Worked example: input is `[{"name":"Alice","address":{"city":"NYC","zip":"10001"}},{"name":"Bob","address":{"city":"LA"}}]`. Output: ``` name,address.city,address.zip Alice,NYC,10001 Bob,LA, ``` The nested address object flattens to two columns (address.city and address.zip). Bob's missing zip field becomes an empty cell, which is the right behavior — JSON doesn't require every object to have the same keys, and CSV represents missing values as empty strings.

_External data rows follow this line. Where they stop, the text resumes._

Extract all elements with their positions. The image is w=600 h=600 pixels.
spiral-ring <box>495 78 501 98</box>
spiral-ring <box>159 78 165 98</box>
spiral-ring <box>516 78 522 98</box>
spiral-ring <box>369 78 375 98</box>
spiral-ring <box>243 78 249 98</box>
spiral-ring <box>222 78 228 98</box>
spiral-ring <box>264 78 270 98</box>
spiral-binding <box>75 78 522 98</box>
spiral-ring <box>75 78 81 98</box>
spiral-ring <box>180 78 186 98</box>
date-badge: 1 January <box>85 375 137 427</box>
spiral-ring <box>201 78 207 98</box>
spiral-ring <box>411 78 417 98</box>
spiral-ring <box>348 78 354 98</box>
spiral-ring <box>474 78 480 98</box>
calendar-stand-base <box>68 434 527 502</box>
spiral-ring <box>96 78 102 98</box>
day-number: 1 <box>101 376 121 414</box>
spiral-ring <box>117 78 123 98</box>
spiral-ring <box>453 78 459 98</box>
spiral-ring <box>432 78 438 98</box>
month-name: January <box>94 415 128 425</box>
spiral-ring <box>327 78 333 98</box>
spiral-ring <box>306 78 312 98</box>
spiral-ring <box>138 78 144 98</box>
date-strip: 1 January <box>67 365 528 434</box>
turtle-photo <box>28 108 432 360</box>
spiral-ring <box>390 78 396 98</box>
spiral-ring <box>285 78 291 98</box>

Where flattening can mislead: deeply nested data with arrays of arrays. JSON like `[{"items": [["a","b"],["c","d"]]}]` doesn't have a clean tabular form. Either you flatten it into many columns (items.0.0, items.0.1, items.1.0, items.1.1) which gets unwieldy fast, or you keep arrays as JSON strings in single cells, which means downstream tools have to re-parse them. Neither is great. If your data is genuinely hierarchical, CSV is the wrong format — consider Parquet or keeping it as JSON and using a tool that handles nested data directly (DuckDB, BigQuery, jq).